News Turkey to sell Boydak family’s textile giant Boyteks seized after 2016 coup...

Turkey to sell Boydak family’s textile giant Boyteks seized after 2016 coup attempt

Turkey’s state-run Savings Deposit Insurance Fund (TMSF) has put Boyteks Tekstil, one of the country’s largest textile manufacturers, previously owned by the Boydak family, up for sale as part of its ongoing liquidation of assets seized after a coup attempt in 2016, Turkish Minute reported, citing the Velev news website.

According to the announcement of a tender published in the Official Gazette, the Treasury-owned Boyteks Tekstil will be sold in full through a process combining sealed bids and an open auction. The company has a preliminary valuation of 14.3 billion Turkish lira ($329 million).

The tender requires prospective investors to post a participation guarantee of 700 million lira ($16 million), pay 300,000 ($6,900) lira for tender documents and an additional 1.5 million lira ($34,500) for data room access and site visits.

The deadline for submitting sealed bids is March 30, 2026, with the open auction scheduled for March 31 at 10:00 a.m. at the TMSF’s headquarters in İstanbul, according to Velev.

Boyteks operates under Erciyes Anadolu Holding, which was formed after the state seized the Boydak family’s businesses in the aftermath of the July 15, 2016, coup attempt.

The tender comes as the TMSF continues to liquidate assets once belonging to Boydak Holding, a central Anatolia-based conglomerate that grew into a major player in furniture, textiles and energy before being seized by the state in August 2016 over alleged ties to the faith-based Gülen movement.

In September 2025 the TMSF completed the sale of HES Kablo, one of Turkey’s largest cable producers, after several failed tenders amid declining valuations. Earlier, the fund sold Bellona, a flagship furniture company of the group, for billions of lira.

Turkish President Recep Tayyip Erdoğan has been targeting followers of the Gülen movement, a faith-based group inspired by the late Muslim scholar Fethullah Gülen, since the corruption investigations of December 17-25, 2013, which implicated then-prime minister Erdoğan, his family members and inner circle.

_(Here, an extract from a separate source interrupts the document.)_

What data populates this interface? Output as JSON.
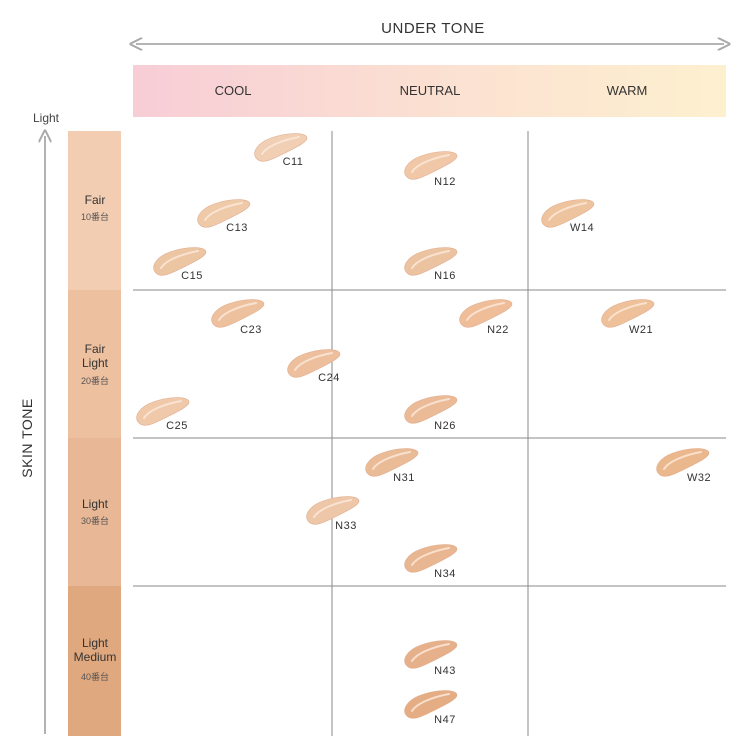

Dismissing the investigations as a Gülenist coup and conspiracy against his government, Erdoğa began to target the movement’s members and designated it as a terrorist organization in May 2016. He intensified the crackdown on the movement following the coup attempt of the same year that he accused Gülen of masterminding. The movement strongly denies involvement in the coup attempt or any terrorist activity.

Following the failed coup, the Justice and Development Party (AKP) government launched a massive purge targeting real and alleged members of the movement under the pretext of an anti-coup fight, removing over 130,000 people from civil service jobs.

Boydak Holding, one of the largest conglomerates in Turkey, was active in a number of sectors, including energy, furniture and banking, with 38 subsidiaries. The holding had an annual turnover of more than $2 billion and employed over 13,000 people before it was confiscated. Its chairman, Hacı Boydak, and CEO Memduh Boydak were arrested in March 2016, months before the coup attempt, on charges of supporting the Gülen movement. In 2018 Turkish courts sentenced Memduh Boydak to 18 years in prison and Hacı Boydak to nearly 12 years. Their convictions were upheld by the Supreme Court of Appeals in 2023, and they remain in prison along with other Boydak executives.

The AKP also seized schools, universities, media outlets, companies and their buildings and the assets of individuals, corporations and organizations that were believed to have had ties to the Gülen movement.

More than 1,100 companies have been transferred to Turkey’s TMSF, most of them following the failed coup. Journalists from confiscated newspapers and TV stations have been arrested, replaced and jailed.